(Reuters) - Range Resources Corp (RRC.N) said on Monday it will buy fellow natural gas producer Memorial Resource Development Corp MRD.O for about $3.3 billion in stock, at a time of almost no mergers and a rising tide of bankruptcies in the energy sector.
The deal combines Range’s prime natural gas resources in Appalachia with Memorial’s assets in Louisiana, which has ample pipeline connections to the U.S. Gulf Coast and its growing liquefied natural gas (LNG) export plants.
Hefty debt loads and disagreements over valuations between buyers and sellers have stymied scores of potential mergers since oil and gas prices tumbled in mid-2014, but this deal was reached thanks to Memorial’s light debt load and strong hedge book that allows it to sell gas at above spot market prices.
The deal will markedly add to Range’s cash-flows and improve its bottom line, while improving its credit profile.
“In contrast to significant dilutive asset sales or equity dilution, this merger looks like an inventive solution,” analysts at Sanford C. Bernstein said in a note to clients.
A person familiar with the matter said the deal does not mean a largely frozen M&A market has thawed and that there will soon be a flurry of transactions.
“This is a one-off,” said the person, who compared it to the last notable merger in the U.S. fracking industry - Noble Energy’s (NBL.N) purchase of Rosetta Resources one year ago.

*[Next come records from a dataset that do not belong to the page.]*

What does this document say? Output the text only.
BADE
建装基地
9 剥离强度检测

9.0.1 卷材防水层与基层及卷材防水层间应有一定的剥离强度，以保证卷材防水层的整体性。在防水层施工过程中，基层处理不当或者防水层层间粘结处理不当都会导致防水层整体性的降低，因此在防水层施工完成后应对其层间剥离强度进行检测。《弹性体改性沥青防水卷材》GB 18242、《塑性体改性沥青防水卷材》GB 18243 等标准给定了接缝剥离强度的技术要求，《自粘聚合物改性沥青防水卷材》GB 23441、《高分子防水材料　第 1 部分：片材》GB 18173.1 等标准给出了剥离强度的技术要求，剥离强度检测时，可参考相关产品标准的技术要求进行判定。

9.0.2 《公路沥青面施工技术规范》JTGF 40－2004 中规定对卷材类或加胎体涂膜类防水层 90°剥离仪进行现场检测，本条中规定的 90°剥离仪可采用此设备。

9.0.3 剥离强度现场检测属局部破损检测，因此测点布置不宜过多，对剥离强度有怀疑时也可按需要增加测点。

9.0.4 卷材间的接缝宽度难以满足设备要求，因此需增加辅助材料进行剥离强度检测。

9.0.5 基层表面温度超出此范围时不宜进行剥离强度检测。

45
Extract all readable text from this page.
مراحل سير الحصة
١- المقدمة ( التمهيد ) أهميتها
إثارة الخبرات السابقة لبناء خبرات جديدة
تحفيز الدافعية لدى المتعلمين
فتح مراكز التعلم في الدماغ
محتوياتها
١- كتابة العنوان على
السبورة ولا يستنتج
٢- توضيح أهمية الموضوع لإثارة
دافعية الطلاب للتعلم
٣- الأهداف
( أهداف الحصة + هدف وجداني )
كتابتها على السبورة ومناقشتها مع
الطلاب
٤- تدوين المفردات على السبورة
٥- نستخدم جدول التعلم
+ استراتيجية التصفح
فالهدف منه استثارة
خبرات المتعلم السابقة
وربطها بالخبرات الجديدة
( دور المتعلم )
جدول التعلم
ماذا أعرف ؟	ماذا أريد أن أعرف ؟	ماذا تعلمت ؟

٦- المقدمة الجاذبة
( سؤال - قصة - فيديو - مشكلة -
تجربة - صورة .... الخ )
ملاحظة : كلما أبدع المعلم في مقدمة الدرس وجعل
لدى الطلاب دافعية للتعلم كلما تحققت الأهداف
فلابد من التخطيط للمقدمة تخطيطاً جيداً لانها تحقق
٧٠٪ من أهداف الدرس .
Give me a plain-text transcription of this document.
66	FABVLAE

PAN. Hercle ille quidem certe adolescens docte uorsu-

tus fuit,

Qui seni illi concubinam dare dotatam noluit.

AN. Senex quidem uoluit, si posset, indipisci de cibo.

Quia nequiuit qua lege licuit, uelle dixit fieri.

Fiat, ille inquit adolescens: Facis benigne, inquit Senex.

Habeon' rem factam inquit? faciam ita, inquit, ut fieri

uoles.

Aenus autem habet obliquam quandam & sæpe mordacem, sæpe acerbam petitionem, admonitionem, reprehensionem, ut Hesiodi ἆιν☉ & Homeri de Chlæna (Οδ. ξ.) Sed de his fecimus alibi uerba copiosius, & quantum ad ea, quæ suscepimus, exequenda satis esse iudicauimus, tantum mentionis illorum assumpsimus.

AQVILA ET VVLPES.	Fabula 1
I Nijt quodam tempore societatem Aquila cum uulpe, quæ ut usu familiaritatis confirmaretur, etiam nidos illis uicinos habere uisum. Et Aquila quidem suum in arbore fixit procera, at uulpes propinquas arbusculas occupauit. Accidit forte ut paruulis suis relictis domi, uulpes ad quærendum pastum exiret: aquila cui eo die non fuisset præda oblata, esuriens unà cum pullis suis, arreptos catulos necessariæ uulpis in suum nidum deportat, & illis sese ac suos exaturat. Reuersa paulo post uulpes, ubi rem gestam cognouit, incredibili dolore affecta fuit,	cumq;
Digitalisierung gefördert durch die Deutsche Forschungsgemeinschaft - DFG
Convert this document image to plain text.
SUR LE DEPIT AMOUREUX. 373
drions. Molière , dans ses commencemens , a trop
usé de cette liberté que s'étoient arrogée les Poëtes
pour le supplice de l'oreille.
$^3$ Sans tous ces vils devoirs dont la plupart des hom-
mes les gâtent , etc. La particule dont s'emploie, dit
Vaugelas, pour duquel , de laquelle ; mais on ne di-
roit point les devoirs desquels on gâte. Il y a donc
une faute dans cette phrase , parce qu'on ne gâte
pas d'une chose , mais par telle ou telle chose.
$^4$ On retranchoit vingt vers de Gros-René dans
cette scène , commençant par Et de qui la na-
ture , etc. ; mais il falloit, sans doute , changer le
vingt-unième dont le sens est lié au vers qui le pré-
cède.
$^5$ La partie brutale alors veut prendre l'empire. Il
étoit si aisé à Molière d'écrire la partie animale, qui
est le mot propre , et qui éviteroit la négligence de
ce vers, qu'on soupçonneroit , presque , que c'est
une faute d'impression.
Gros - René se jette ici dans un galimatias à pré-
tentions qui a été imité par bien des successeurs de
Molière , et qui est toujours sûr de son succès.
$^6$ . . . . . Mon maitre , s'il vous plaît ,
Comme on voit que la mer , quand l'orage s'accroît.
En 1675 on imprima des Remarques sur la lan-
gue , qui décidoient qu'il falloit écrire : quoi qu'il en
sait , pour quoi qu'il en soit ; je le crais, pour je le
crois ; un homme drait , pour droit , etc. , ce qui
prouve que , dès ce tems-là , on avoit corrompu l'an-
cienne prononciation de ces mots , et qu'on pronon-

With U.S. benchmark natural gas prices NGc1 plumbing near-record lows of $2 per million BTU, companies are under pressure to slash expenses and be creative.
Jeff Ventura, Range’s CEO, said the combined company will be able to sell gas into cold Northern U.S. markets in the winter, and supply power plants in the Southern United States and export platforms along the Gulf Coast.
“(This is) an operationally led transaction that really makes us a better, stronger company but it also helps significantly with the balance sheet,” he said.
Under the terms of the deal, Memorial Resource Development’s shareholders will receive 0.375 of a Range Resources share for each share they hold.
The all-stock deal is valued at $15.75 per share, a 17 percent premium to Memorial Resource Development’s Friday close. Including the assumption of $1.1 billion in debt, the deal is valued at $4.4 billion.
Shares of Memorial Resource Development were up 9 percent at $14.66 on Monday. Range Resources was down 6.6 percent at $39.28.
Memorial’s shareholders are expected to own about 31 percent of Range Resources after the close of the deal in the second half of the year.
Memorial will also have the right to nominate an independent director to Range Resources’ board.
Credit Suisse was financial adviser to Range Resources, while Sidley Austin was its legal adviser.
Morgan Stanley and Barclays Capital were Memorial’s financial advisers and Vinson & Elkins and Akin Gump were its legal advisers.